Turns out it would probably be a lot like Haskell. Or rather a lot like Miranda, Haskell's intellectual predecessor. How do I know this? Because the guy who wrote Miranda also conceived total functional programming, which has an expressive range that is one meager rung below Turing-complete. His name is David Turner, and I asked him about this idea. His response was probably, but I'd still have the problem of proving code correctness—a perfectly legitimate concern.

However, I'm not so much looking for what the code does, but rather what it doesn't do. What makes predicting the behaviour of Turing-complete code uncomputable is that the code is expressive enough to rewrite its own semantics. It could be as straight-forward as having a function like eval, which takes a string and executes it in situ. If one of those is present, all bets are off.

But scanning over a length of total-functional language, if I understand correctly, we would be able to tell with certitude if it does or does not execute certain behaviour. That's why a total-functional client-side Web scripting language makes so much sense. If we were particularly concerned about the site absconding with data, or creepy behavioural tracking, or running a MapReduce job, or whatever, we should be able to spot it up front and disable it.

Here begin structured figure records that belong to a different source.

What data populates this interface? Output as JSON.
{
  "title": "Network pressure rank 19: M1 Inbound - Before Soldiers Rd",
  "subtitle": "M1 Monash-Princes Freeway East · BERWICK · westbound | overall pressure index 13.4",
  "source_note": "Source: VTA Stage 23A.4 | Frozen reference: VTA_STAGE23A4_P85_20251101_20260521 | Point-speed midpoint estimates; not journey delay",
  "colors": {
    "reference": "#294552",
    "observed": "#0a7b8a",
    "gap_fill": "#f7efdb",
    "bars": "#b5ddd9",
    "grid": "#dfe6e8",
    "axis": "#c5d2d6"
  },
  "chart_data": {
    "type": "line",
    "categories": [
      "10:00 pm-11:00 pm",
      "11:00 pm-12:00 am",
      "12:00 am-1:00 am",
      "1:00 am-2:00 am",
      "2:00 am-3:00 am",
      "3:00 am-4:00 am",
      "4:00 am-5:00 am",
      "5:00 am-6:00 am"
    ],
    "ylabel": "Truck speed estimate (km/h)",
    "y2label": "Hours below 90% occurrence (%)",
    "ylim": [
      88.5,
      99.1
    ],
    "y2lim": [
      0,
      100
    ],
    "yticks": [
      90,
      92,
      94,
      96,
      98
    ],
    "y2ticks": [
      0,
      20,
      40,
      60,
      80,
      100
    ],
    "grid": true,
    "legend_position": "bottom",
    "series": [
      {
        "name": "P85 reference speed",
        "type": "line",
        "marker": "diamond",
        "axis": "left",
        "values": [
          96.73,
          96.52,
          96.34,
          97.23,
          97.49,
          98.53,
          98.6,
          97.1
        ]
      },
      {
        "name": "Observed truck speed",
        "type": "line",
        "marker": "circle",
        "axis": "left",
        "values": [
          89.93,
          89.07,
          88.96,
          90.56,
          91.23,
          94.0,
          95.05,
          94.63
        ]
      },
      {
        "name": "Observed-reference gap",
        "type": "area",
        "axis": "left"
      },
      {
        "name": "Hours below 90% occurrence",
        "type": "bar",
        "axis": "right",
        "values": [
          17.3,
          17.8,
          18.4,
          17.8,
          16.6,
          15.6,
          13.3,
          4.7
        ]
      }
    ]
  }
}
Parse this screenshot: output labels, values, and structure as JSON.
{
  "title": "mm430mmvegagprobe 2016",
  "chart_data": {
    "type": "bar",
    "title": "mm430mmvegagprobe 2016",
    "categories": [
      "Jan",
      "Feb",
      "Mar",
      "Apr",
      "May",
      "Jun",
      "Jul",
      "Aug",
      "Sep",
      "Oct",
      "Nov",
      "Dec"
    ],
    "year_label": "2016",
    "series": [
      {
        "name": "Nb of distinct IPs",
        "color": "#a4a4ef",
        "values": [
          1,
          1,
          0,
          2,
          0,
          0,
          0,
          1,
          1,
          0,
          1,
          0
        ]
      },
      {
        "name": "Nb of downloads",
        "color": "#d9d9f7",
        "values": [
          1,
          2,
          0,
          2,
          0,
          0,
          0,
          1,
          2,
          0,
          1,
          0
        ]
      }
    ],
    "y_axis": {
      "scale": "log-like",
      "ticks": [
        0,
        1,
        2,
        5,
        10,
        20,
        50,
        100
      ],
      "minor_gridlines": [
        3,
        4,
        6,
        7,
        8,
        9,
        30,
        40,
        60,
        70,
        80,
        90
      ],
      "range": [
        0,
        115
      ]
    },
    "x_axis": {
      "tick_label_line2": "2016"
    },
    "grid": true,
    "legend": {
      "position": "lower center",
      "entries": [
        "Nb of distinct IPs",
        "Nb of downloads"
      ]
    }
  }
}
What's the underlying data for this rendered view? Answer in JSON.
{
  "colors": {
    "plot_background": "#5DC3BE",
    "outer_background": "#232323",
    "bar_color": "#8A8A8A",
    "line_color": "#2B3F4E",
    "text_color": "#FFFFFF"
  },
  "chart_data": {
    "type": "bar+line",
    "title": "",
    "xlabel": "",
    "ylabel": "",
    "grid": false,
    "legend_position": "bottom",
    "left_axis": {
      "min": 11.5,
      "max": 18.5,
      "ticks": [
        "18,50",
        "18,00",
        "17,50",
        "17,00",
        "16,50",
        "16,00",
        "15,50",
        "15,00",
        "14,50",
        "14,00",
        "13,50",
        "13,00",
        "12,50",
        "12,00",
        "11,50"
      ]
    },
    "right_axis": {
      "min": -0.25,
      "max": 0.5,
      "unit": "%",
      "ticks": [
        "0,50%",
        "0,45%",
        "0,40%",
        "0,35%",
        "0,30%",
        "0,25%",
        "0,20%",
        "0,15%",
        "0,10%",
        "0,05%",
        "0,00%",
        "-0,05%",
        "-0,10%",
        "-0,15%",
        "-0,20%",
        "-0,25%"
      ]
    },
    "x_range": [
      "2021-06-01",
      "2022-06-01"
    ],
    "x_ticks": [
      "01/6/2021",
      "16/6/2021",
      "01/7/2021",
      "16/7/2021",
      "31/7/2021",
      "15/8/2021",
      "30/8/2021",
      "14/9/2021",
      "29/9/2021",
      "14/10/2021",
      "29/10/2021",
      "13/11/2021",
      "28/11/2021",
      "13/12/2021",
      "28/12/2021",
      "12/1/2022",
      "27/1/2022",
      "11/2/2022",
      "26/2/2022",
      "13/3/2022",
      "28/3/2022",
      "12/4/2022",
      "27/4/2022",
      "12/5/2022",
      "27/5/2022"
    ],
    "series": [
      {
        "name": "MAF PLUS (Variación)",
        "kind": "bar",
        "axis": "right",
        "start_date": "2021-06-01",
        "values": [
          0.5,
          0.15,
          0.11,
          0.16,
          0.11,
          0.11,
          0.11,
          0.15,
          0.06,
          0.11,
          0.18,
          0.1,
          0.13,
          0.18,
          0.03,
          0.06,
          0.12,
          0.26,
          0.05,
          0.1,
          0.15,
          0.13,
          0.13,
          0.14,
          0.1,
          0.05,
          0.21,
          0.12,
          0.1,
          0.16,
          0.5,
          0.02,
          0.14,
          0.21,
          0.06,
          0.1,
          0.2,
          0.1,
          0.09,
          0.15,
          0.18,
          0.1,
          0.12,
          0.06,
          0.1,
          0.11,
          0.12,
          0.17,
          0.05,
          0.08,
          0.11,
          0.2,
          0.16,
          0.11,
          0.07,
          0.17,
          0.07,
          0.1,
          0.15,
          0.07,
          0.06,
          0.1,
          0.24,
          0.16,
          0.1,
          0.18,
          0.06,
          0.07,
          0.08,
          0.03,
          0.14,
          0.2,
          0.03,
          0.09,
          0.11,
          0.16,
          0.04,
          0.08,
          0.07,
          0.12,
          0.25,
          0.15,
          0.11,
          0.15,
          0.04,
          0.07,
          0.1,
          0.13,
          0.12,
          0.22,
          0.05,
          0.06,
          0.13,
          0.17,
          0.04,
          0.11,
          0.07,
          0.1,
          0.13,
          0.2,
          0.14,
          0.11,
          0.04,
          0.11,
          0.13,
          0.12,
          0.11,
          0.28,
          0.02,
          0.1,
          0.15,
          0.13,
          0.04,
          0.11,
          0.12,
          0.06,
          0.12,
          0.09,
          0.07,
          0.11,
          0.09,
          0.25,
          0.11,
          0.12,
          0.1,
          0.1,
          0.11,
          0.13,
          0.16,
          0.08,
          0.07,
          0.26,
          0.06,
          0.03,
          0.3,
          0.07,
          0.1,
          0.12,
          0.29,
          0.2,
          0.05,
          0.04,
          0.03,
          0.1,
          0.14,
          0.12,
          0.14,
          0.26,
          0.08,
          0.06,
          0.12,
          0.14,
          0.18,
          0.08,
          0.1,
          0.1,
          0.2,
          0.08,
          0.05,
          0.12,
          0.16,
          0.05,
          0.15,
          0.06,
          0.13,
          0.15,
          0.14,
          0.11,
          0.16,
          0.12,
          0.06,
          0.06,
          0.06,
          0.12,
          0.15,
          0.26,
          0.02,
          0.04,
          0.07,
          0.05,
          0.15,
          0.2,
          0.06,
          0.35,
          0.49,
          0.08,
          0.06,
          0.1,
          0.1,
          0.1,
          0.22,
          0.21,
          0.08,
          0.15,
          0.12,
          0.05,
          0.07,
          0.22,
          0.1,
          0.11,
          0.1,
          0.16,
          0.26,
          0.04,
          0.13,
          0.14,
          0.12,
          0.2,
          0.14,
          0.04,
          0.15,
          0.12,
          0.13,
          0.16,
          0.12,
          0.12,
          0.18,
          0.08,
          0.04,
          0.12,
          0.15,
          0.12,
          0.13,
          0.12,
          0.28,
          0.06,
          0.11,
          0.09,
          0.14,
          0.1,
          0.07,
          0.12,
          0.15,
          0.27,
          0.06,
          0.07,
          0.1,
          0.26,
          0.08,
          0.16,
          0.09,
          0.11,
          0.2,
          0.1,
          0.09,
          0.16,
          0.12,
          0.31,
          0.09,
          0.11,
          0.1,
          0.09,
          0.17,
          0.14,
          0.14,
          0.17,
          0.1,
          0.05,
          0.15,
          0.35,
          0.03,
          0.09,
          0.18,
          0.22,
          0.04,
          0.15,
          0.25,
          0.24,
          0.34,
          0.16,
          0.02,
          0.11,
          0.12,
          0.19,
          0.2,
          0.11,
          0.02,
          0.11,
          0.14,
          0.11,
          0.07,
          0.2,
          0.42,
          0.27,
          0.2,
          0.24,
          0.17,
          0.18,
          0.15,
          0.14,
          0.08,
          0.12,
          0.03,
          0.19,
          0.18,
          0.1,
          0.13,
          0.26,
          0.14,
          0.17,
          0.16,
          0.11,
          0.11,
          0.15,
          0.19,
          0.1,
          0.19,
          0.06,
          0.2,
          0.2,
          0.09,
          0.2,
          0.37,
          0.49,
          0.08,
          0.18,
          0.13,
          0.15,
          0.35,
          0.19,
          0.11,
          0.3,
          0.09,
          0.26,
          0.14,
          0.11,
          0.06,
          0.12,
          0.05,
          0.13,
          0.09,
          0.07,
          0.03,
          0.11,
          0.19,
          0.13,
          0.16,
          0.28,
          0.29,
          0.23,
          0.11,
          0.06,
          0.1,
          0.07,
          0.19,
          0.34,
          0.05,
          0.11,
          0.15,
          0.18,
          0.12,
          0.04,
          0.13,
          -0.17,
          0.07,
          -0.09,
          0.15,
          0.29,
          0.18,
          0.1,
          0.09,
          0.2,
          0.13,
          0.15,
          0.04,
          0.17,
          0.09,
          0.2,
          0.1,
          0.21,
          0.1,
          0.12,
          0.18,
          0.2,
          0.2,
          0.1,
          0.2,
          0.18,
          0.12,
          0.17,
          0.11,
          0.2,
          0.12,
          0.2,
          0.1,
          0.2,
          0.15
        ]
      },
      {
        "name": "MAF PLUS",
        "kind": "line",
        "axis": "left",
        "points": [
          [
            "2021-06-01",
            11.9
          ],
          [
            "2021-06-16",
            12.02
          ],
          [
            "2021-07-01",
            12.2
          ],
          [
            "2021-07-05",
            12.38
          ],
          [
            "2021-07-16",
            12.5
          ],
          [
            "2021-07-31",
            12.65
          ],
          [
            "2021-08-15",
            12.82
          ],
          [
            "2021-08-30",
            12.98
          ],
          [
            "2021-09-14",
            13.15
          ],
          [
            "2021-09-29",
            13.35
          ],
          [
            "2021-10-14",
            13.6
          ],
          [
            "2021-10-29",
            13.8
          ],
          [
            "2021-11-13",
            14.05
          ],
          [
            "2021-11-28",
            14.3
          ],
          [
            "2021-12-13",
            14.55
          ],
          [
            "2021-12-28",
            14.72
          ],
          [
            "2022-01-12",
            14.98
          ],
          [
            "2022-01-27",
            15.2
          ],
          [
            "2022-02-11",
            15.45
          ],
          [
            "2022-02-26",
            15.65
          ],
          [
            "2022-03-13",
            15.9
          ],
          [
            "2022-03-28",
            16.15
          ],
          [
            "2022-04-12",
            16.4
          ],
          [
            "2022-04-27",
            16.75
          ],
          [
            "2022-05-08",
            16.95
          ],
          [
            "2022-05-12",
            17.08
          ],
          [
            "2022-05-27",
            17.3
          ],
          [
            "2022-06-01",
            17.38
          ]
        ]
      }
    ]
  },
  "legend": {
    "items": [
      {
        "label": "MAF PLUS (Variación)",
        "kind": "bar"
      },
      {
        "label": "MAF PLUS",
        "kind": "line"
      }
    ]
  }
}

Do people even see a need for something like this? I sure do. Apparently so does Tim Berners-Lee, who, you know, kinda invented the whole shebang. Web developers would be happy to use it because functional programming is more succinct than imperative, and because functional languages like Haskell are so hot right now. There is also a PR halo effect from being able to say your code doesn't pull any dirty tricks, and that there's no need to take your word for it.

The million-dollar question is, of course, how much of the everyday client-side scripting tasks genuinely depend on the full range of JavaScript's linguistic expressivity? That would have to be tested, but my gut says virtually none of them. In the 15 years I've been using JavaScript, I don't think I've once written anything crazier than completely deterministic DOM-schlepping. That could be replaced easily with a total-functional language, in fact it could be replaced with something even more restrictive.

The next big question is how computationally expensive would the code analysis be? If it's cheap, it could be done à la carte, but if it's costly, we'd have to figure out some sort of resource pooling, some interchange format for the proofs (which would probably be useful anyway), and some sort of crypto signature thingy (of which there are plenty, it's just a matter of ironing out the details). The predicates themselves—the questions does this code do only this or that—should also be shareable just like ad-blocking profiles are today.

But the point is, this is totally doable. The theory is sound, there's high-profile demand for it, and one could just write the reference implementation as a patch against both WebKit and Gecko, obviating any excuses not to immediately put it into no fewer than three major browsers right off the bat. So, who's with me?

Note: I'm not suggesting replacing JavaScript outright, but rather complementing it. In fact, it would be useful to start out with some sort of CoffeeScript-style quasi-compiler that produced JavaScript. This would enable the development of a prototype and test harness. Likewise, the proving engine would take the TFP source as input. Once all of that is sorted out, we could move to a native engine that would live in the browser alongside the JavaScript one, which would be triggered by a MIME type, just like Microsoft did with VBScript.